DAKAR (Reuters) – Growing up in the coastal capital of Dakar, Khadjou Sambe never saw a Black woman surfing the Atlantic swells. As Senegal’s first female professional surfer, Sambe is now inspiring the next generation to defy cultural norms and take to the waves.
Undeterred by the postponement of the Olympic Games, Sambe trains whenever conditions allow in the powerful surf break near her home in the hardscrabble district of Ngor – the westernmost point of the African continent.
“When I am in the water I feel something extraordinary, something special in my heart,” Sambe said, wearing a t-shirt of the “Black Girls Surf” project (BGS), which helps Black girls and women around the world break into professional surfing.
Sambe is a proud Lebou, an ethnic group that traditionally lives by the sea, but as a teenager, her parents refused to allow her to surf for two and a half years, saying it brought shame on the family.

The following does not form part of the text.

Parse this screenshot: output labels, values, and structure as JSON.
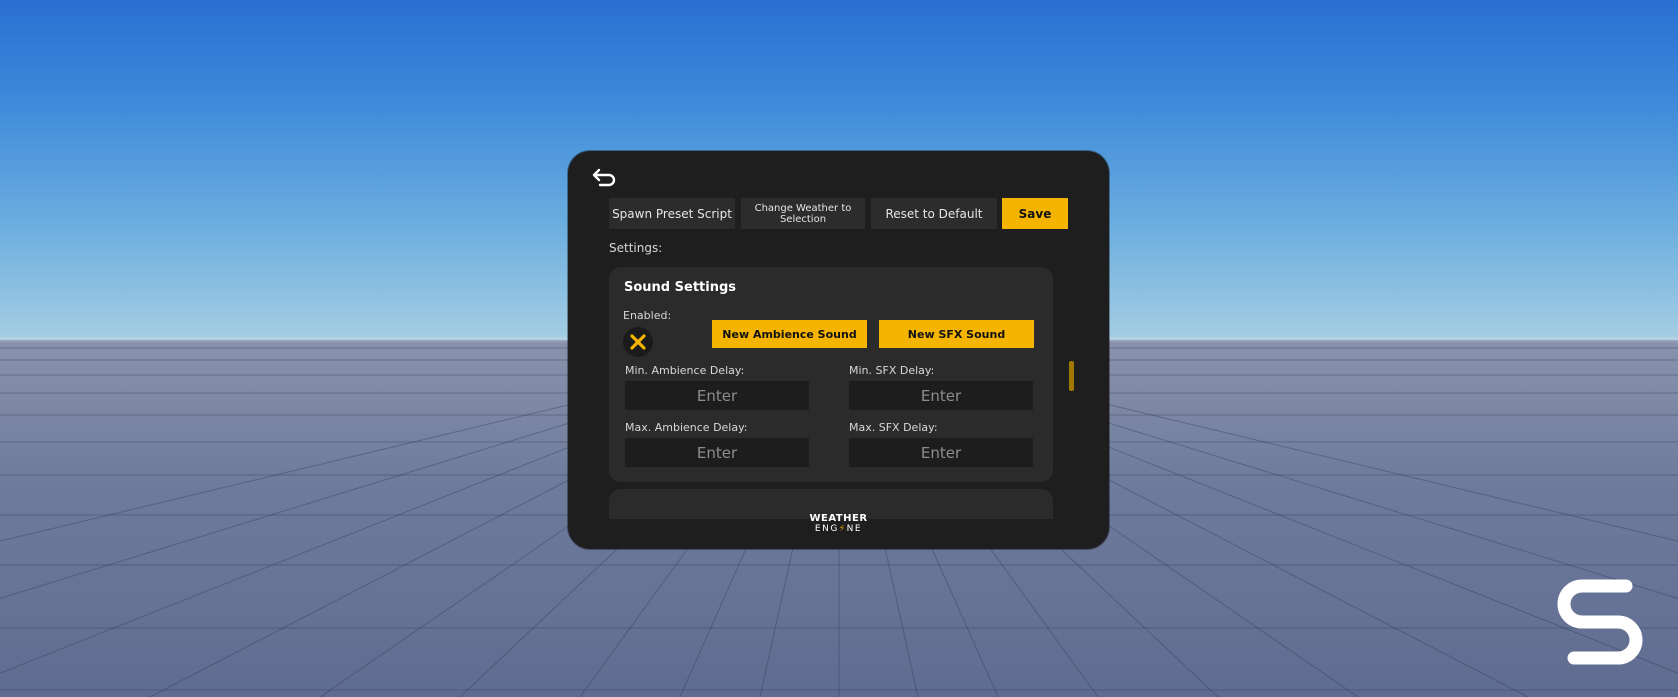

“My determination was strong enough to make them change their minds,” she said.
Sambe now also coaches local girls, encouraging them to develop the physical and mental strength to ride waves and break the mould in a society that generally expects them to stay at home, cook, clean, and marry young.
“I always advise them not to listen to other people, to block their ears,” she said.
Residents of Ngor have become used to seeing Sambe carrying her board through the alleyways leading to the shore. In recent months, she has used a house overlooking the ocean as a base during a visit by mentor and BGS founder American Rhonda Harper.
“I would always see people surfing and I’d say to myself: but where are the girls who surf?” Sambe said. “I thought: why don’t I go surfing, represent my country, represent Africa, represent Senegal as a Black girl?”